Wednesday, September 16, 2009

The responsibility of referees, 12 May 2009.

The responsibility of referees, 12 May 2009.
(transferred from my departmental home page)

Refereeing is an onerous and thankless task. In these days of the degeneration of the processes of scientific research the job has become an almost impossible one. My impression now is that almost no-one reads papers, refereeing jobs are given to students, etc, as a result of the enormous boom in publication of articles with little original content. This boom is fed by the adoption of mechanical means of judging worth, for example paper numbers, impact factor, Hirsch index, etc.

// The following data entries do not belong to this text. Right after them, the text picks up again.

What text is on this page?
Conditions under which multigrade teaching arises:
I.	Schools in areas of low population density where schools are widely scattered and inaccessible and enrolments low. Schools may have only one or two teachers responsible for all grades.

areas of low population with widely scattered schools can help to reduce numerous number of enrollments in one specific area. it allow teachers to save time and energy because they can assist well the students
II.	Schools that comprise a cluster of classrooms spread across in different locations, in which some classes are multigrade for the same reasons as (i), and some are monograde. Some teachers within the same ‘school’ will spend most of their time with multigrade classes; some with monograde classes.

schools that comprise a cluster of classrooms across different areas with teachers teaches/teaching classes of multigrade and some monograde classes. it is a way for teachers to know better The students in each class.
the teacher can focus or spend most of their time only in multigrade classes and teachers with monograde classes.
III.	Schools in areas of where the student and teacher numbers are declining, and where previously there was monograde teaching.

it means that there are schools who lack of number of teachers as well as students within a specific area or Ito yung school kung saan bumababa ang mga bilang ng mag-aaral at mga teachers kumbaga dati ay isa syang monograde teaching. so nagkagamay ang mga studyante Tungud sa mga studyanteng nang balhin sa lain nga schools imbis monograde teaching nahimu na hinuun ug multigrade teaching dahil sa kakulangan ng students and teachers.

We seem to have abandoned our responsibility to make judgements.

The result is that referees now tend to write superficial reports, while, being anonymous like drivers on the highway, retaining the right to abuse the authors on the basis of prejudice.

I don't exclude myself from these comments.

It is not just referees but editors who need to consider their responsibilities. There has been a case discussed recently, about which I have only a vague opinion (not having studied the case), of the journal Chaos, Solitons & Fractals. Though much criticism has been made of the publishers, and the founding editor, none has been made of the Associate editors or honorary editors which include such respectable names as R.M. May and G. Casati. It is clear that there has been a separation of responsibility, probably also as a result of the boom in publication.

I have a final point to make: to put the responsibility clearly on referees and editors I want to make public when a paper of mine is rejected. This makes it possible over time to make some comparison between accepted and rejected papers, something which is not available at the moment.

As a first example, CALCO09 rejected our paper "L. de Francesco Albasini, N. Sabadini, R.F.C. Walters, The compositional construction of Markov processes, arXiv:0901.2434v1, 2009."